Именно эта мемуарная литература благодаря реалиям Холодной войны сумела породить на Западе множество неизжитых до сих пор мифов. Кроме того, она помогла самооправдаться и дожить многим бывшим немецким ветеранам вермахта если не в почёте, то хотя бы в понимании и комфорте. Лишь в 1990-х гг. (!!!) немецким историкам вновь удалось поднять вопрос о преступности вермахта, и ещё целое десятилетие прошло у них в бурных спорах, пока это не стало общепринятым фактом. К неудовольствию некоторых доживших...
Парадокс, но в то же самое время уже успевшая изрядно протухнуть (на том же Западе) немецкая мемуарная литература неожиданно обрела вторую жизнь на изголодавшемся после советской цензуры российском рынке. Причем, по моим наблюдениям, пик этой популярности пришелся на нулевые годы, когда издательства выпускали целые именные серии немецких мемуаров. Были представлены воспоминания пехотинцев, летчиков, подводников, танкистов, артиллеристов и даже эсэсовцев!
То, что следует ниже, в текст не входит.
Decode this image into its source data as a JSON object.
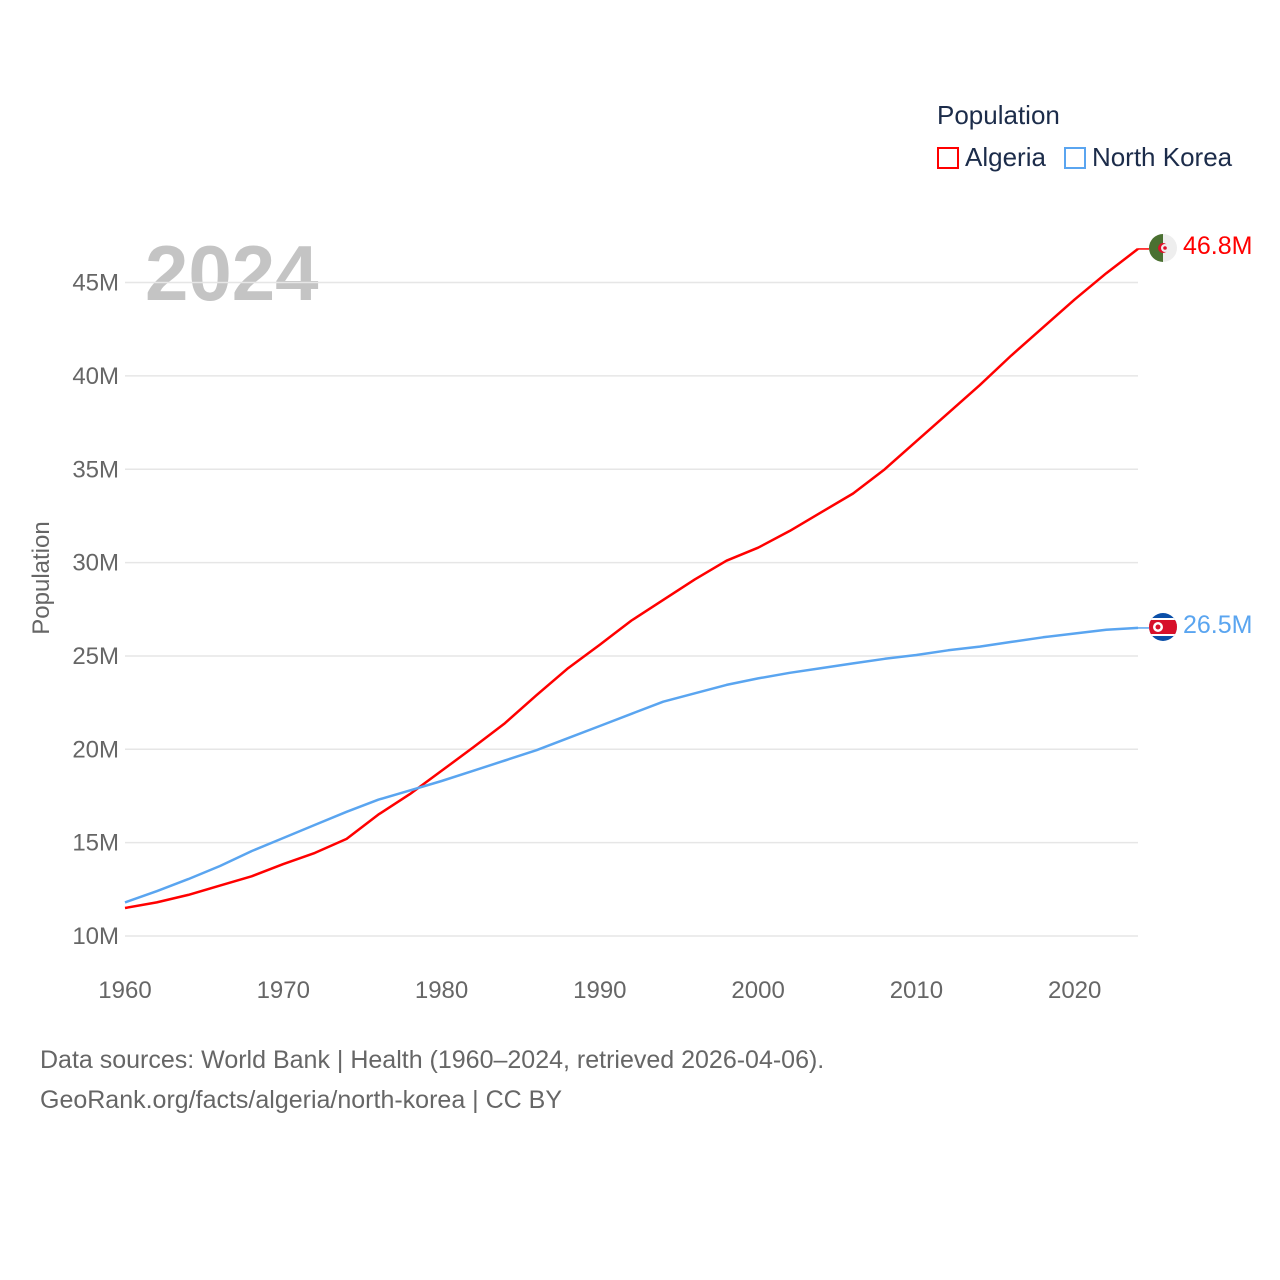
{
  "chart_data": {
    "type": "line",
    "title": "Population",
    "xlabel": "",
    "ylabel": "Population",
    "xlim": [
      1960,
      2024
    ],
    "ylim": [
      10,
      47
    ],
    "y_unit": "millions",
    "grid": true,
    "legend_position": "top-right",
    "current_year_label": "2024",
    "x_ticks": [
      "1960",
      "1970",
      "1980",
      "1990",
      "2000",
      "2010",
      "2020"
    ],
    "y_ticks": [
      "10M",
      "15M",
      "20M",
      "25M",
      "30M",
      "35M",
      "40M",
      "45M"
    ],
    "x": [
      1960,
      1962,
      1964,
      1966,
      1968,
      1970,
      1972,
      1974,
      1976,
      1978,
      1980,
      1982,
      1984,
      1986,
      1988,
      1990,
      1992,
      1994,
      1996,
      1998,
      2000,
      2002,
      2004,
      2006,
      2008,
      2010,
      2012,
      2014,
      2016,
      2018,
      2020,
      2022,
      2024
    ],
    "series": [
      {
        "name": "Algeria",
        "color": "#ff0000",
        "end_label": "46.8M",
        "values": [
          11.5,
          11.8,
          12.2,
          12.7,
          13.2,
          13.85,
          14.45,
          15.2,
          16.5,
          17.6,
          18.85,
          20.1,
          21.4,
          22.9,
          24.35,
          25.6,
          26.9,
          28.0,
          29.1,
          30.1,
          30.8,
          31.7,
          32.7,
          33.7,
          35.0,
          36.5,
          38.0,
          39.5,
          41.1,
          42.6,
          44.1,
          45.5,
          46.8
        ]
      },
      {
        "name": "North Korea",
        "color": "#5aa5f0",
        "end_label": "26.5M",
        "values": [
          11.8,
          12.4,
          13.05,
          13.75,
          14.55,
          15.25,
          15.95,
          16.65,
          17.3,
          17.8,
          18.3,
          18.85,
          19.4,
          19.95,
          20.6,
          21.25,
          21.9,
          22.55,
          23.0,
          23.45,
          23.8,
          24.1,
          24.35,
          24.6,
          24.85,
          25.05,
          25.3,
          25.5,
          25.75,
          26.0,
          26.2,
          26.4,
          26.5
        ]
      }
    ]
  },
  "footer": {
    "line1": "Data sources: World Bank | Health (1960–2024, retrieved 2026-04-06).",
    "line2": "GeoRank.org/facts/algeria/north-korea | CC BY"
  },
  "icons": {
    "algeria": "algeria-flag-icon",
    "north_korea": "north-korea-flag-icon"
  }
}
Так, эта литература, споры о которой на профессиональном уровне отгремели в Западной Европе ещё в 70 гг., стала уже для нашего обывателя едва ли не откровением и, повторюсь, обрела вторую жизнь. Все полки книжных магазинов были завалены этими книгами с броскими заголовками и обложками. Особенно в специфических странах Прибалтики и, конечно же, на западной окраине. Их потом между делом находили даже в личных вещах боевиков "Азова" (сам видел видео обыска, где среди оружия и флагов нашли книги воспоминаний эсэсовцев "Лейбштандарта"). И это печально, ибо, снова повторюсь, в массе своей эта литература представляет собой низкопробную и недостоверную апологетику нацистскому прошлому и к истории имеет мало общего.
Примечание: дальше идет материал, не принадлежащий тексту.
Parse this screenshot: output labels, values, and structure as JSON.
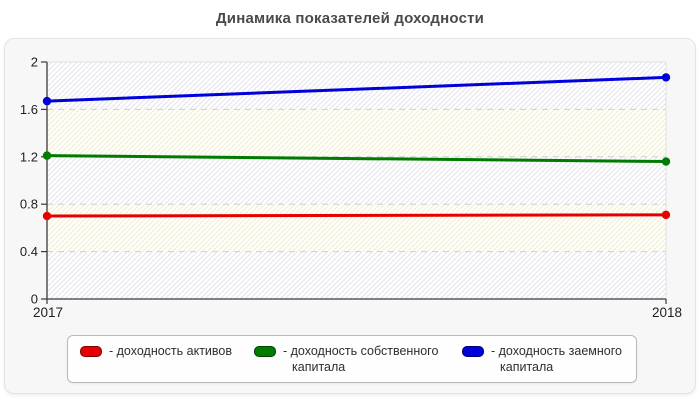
{
  "page": {
    "title": "Динамика показателей доходности"
  },
  "chart_data": {
    "type": "line",
    "title": "Динамика показателей доходности",
    "x": [
      "2017",
      "2018"
    ],
    "xlabel": "",
    "ylabel": "",
    "ylim": [
      0,
      2
    ],
    "yticks": [
      0,
      0.4,
      0.8,
      1.2,
      1.6,
      2
    ],
    "grid": "horizontal-dashed",
    "legend_position": "bottom",
    "series": [
      {
        "name": "доходность активов",
        "color": "#e60000",
        "values": [
          0.7,
          0.71
        ]
      },
      {
        "name": "доходность собственного капитала",
        "color": "#007a00",
        "values": [
          1.21,
          1.16
        ]
      },
      {
        "name": "доходность заемного капитала",
        "color": "#0000dd",
        "values": [
          1.67,
          1.87
        ]
      }
    ]
  },
  "legend": {
    "items": [
      {
        "label": "- доходность активов"
      },
      {
        "label": "- доходность собственного капитала"
      },
      {
        "label": "- доходность заемного капитала"
      }
    ]
  },
  "colors": {
    "series_red": "#e60000",
    "series_green": "#007a00",
    "series_blue": "#0000dd",
    "panel_background": "#f7f7f7",
    "gridline": "#cfcfcf",
    "axis": "#3a3a3a"
  }
}
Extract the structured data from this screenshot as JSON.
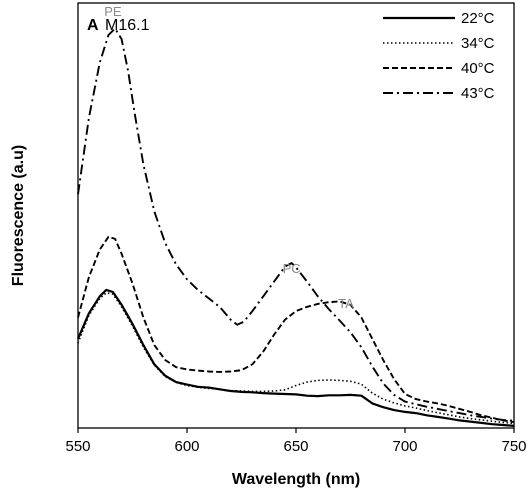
{
  "chart_data": {
    "type": "line",
    "panel_letter": "A",
    "title": "M16.1",
    "xlabel": "Wavelength (nm)",
    "ylabel": "Fluorescence (a.u)",
    "xlim": [
      550,
      750
    ],
    "ylim": [
      0,
      100
    ],
    "xticks": [
      "550",
      "600",
      "650",
      "700",
      "750"
    ],
    "grid": false,
    "legend_position": "top-right",
    "annotations": [
      {
        "text": "PE",
        "x": 566,
        "y": 97
      },
      {
        "text": "PC",
        "x": 648,
        "y": 36.5
      },
      {
        "text": "TA",
        "x": 673,
        "y": 28.2
      }
    ],
    "series": [
      {
        "name": "22°C",
        "dash": "solid",
        "x": [
          550,
          555,
          560,
          563,
          566,
          570,
          575,
          580,
          585,
          590,
          595,
          600,
          605,
          610,
          615,
          620,
          625,
          630,
          635,
          640,
          645,
          650,
          655,
          660,
          665,
          670,
          675,
          680,
          685,
          690,
          695,
          700,
          705,
          710,
          715,
          720,
          725,
          730,
          735,
          740,
          745,
          750
        ],
        "y": [
          21,
          27,
          31,
          32.5,
          32,
          29,
          24.5,
          19.5,
          15,
          12.3,
          10.8,
          10.2,
          9.7,
          9.5,
          9.1,
          8.7,
          8.5,
          8.4,
          8.2,
          8.1,
          8.0,
          7.9,
          7.6,
          7.5,
          7.7,
          7.7,
          7.8,
          7.6,
          5.8,
          4.9,
          4.2,
          3.8,
          3.5,
          3.0,
          2.6,
          2.2,
          1.8,
          1.5,
          1.2,
          0.9,
          0.7,
          0.5
        ]
      },
      {
        "name": "34°C",
        "dash": "dotted",
        "x": [
          550,
          555,
          560,
          563,
          566,
          570,
          575,
          580,
          585,
          590,
          595,
          600,
          605,
          610,
          615,
          620,
          625,
          630,
          635,
          640,
          645,
          650,
          655,
          660,
          665,
          670,
          675,
          680,
          685,
          690,
          695,
          700,
          705,
          710,
          715,
          720,
          725,
          730,
          735,
          740,
          745,
          750
        ],
        "y": [
          20,
          26.5,
          30.5,
          31.8,
          31.5,
          28.5,
          24,
          19,
          14.8,
          12.1,
          10.7,
          10.0,
          9.6,
          9.3,
          9.1,
          8.8,
          8.7,
          8.6,
          8.6,
          8.7,
          9.0,
          10.0,
          10.8,
          11.2,
          11.3,
          11.2,
          11.0,
          10.3,
          8.2,
          6.8,
          5.9,
          5.2,
          4.7,
          4.1,
          3.6,
          3.1,
          2.6,
          2.2,
          1.9,
          1.6,
          1.3,
          1.1
        ]
      },
      {
        "name": "40°C",
        "dash": "dashed",
        "x": [
          550,
          555,
          560,
          564,
          567,
          570,
          575,
          580,
          585,
          590,
          595,
          600,
          605,
          610,
          615,
          620,
          625,
          630,
          635,
          640,
          645,
          650,
          655,
          660,
          665,
          670,
          675,
          680,
          685,
          690,
          695,
          700,
          705,
          710,
          715,
          720,
          725,
          730,
          735,
          740,
          745,
          750
        ],
        "y": [
          26,
          35.5,
          42,
          45,
          44.5,
          41,
          34,
          26,
          19.5,
          16,
          14.3,
          13.8,
          13.5,
          13.3,
          13.2,
          13.3,
          13.6,
          15,
          18,
          22,
          25.5,
          27.5,
          28.5,
          29.2,
          29.6,
          29.8,
          29.0,
          26,
          21,
          16,
          11.5,
          8.0,
          6.8,
          6.2,
          5.8,
          5.2,
          4.5,
          3.8,
          3.0,
          2.4,
          1.8,
          1.4
        ]
      },
      {
        "name": "43°C",
        "dash": "dashdot",
        "x": [
          550,
          555,
          560,
          564,
          567,
          570,
          573,
          576,
          580,
          585,
          590,
          595,
          600,
          605,
          610,
          615,
          620,
          623,
          626,
          630,
          635,
          640,
          645,
          648,
          650,
          655,
          660,
          665,
          670,
          675,
          680,
          685,
          690,
          695,
          700,
          705,
          710,
          715,
          720,
          725,
          730,
          735,
          740,
          745,
          750
        ],
        "y": [
          55,
          73,
          86,
          92.5,
          94,
          91.5,
          84,
          74,
          62,
          51,
          43.5,
          38.5,
          35,
          32.5,
          30.5,
          28.5,
          25.5,
          24.3,
          25,
          27.5,
          31,
          34.5,
          38,
          38.8,
          37.8,
          34.5,
          31,
          28,
          25.3,
          22.5,
          19,
          14.5,
          10.5,
          7.8,
          6.2,
          5.6,
          5.0,
          4.5,
          4.0,
          3.5,
          3.0,
          2.6,
          2.2,
          1.9,
          1.7
        ]
      }
    ]
  }
}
Справедливости ради, далеко не все изданные воспоминания немецких ветеранов порочны или откровенно лживы. И среди г-на иногда можно найти конфетку...
Добропорядочный птенец гитлерюгенда
Воспоминания Генриха Метельмана из 22-й танковой дивизии, названные им "Сквозь ад за Гитлера", и являются той самой конфеткой. По ним в Англии в 2003 году даже сняли документальный исторический фильм, который я прикреплю в самом конце этой статьи. Написать их он решился уже в пожилом возрасте, будучи гражданином Великобритании, где он осел в 1948 году после плена...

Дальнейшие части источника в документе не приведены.